In the animal kingdom, primates have the traits and characteristics that most resemble those of human beings. Monkeys, for example, can use stone tools and learn how to use money just like humans.
Monkeys Are Anatomically Equipped For Speech
These animals also have potentials for an ability that is unique to humans, the ability to talk. In a new study published in the journal Science Advances on Friday, researchers reported that monkeys have a vocal anatomy that is capable of human-like speech.
Using an X-ray video of a monkey eating, making facial expressions and vocalizing, the researchers developed computer models and parameters to better understand the potentials of the primate's vocal tract.
The computer model revealed what it would sound like if the primates were able to say certain phrases such as "happy holidays." The results suggest that the vocal tract of monkey are capable of producing hundreds and even thousands of words albeit the animals failed to make the most distinct sounds present in human speech such as the long e.
Vocal Tract Not To Blame Why Monkeys Can't Talk
The findings debunk the long-held idea that monkeys can't talk because they do not have the appropriate vocal tract to make this possible.
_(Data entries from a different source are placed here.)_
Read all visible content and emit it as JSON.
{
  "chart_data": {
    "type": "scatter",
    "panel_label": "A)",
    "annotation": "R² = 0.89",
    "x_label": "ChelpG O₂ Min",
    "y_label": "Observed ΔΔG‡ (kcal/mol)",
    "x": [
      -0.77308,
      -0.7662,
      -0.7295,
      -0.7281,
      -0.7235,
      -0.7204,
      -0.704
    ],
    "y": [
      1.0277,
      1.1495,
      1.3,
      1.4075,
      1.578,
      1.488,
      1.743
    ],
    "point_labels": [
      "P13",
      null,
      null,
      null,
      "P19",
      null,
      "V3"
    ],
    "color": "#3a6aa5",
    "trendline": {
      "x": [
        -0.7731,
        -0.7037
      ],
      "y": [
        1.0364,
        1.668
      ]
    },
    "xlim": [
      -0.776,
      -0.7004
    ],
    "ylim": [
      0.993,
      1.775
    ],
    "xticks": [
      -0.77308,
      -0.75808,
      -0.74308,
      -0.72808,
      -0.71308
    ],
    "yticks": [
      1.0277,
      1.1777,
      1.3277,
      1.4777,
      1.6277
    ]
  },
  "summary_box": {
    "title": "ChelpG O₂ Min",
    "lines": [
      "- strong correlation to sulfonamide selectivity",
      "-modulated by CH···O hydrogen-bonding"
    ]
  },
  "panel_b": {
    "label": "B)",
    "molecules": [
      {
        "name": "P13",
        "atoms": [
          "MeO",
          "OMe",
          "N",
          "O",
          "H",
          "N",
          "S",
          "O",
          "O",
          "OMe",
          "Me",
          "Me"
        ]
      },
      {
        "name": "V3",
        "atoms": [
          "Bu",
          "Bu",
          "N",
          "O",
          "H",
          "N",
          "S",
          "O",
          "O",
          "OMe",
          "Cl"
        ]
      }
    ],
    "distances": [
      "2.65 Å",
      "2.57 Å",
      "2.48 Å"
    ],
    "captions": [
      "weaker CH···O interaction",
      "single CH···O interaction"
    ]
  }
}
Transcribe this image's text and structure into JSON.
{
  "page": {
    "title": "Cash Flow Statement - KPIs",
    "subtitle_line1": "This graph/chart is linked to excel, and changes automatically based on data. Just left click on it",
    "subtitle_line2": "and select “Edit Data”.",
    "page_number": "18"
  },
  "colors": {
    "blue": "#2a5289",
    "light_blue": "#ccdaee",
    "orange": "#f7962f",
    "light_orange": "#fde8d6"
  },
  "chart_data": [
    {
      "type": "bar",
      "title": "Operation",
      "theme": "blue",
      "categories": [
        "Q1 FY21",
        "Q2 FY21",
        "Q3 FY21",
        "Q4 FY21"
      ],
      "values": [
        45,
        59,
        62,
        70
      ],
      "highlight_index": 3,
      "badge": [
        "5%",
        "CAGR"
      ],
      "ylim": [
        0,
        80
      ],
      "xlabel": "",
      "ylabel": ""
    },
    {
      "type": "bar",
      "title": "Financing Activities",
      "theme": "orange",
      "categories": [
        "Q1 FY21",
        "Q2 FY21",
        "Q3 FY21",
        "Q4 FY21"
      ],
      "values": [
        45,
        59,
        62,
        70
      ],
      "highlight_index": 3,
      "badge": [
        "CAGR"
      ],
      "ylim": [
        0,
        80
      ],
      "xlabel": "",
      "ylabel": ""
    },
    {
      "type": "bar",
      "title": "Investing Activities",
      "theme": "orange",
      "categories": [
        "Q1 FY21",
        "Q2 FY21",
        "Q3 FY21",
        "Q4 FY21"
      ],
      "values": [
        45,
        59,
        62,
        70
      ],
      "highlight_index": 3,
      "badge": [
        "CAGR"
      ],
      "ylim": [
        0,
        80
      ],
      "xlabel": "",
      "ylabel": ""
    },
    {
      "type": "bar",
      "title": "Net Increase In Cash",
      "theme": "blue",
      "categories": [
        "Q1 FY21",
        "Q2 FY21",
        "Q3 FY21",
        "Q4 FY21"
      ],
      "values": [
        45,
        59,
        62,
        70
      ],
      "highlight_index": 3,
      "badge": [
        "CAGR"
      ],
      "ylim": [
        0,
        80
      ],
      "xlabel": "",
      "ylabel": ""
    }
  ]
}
In the past, researchers studied dead animals to judge the capability of the vocal tracts. The new study involved live rhesus macaque monkeys.
"What you'll find in the textbooks is that monkeys can't talk because they don't have the appropriate vocal tract to do so," said study researcher Tecumseh Fitch, from the University of Vienna. "Lots of popular books, and also scholarly books about the evolution of language, assume that in order to evolve speech we had to have massive changes in our vocal tract."
Monkeys Do Not Have Right Brain Wiring For Speech
If monkeys are anatomically equipped for speech, why don't these animals talk? Fitch and colleagues said that non-human primates can't talk because they lack the right wiring in their brains.
Evolutionary biopsychologist Thore Jon Bergman, from the University of Michigan, who was not part of the study, said that the findings show that what makes people different from other primates is the ability to control the vocal apparatus and not the apparatus itself.
The researchers said that the key to acquiring speech lies somewhere in the brain.
"Our findings imply that the evolution of human speech capabilities required neural changes rather than modifications of vocal anatomy. Macaques have a speech-ready vocal tract but lack a speech-ready brain to control it," the researchers wrote in their study.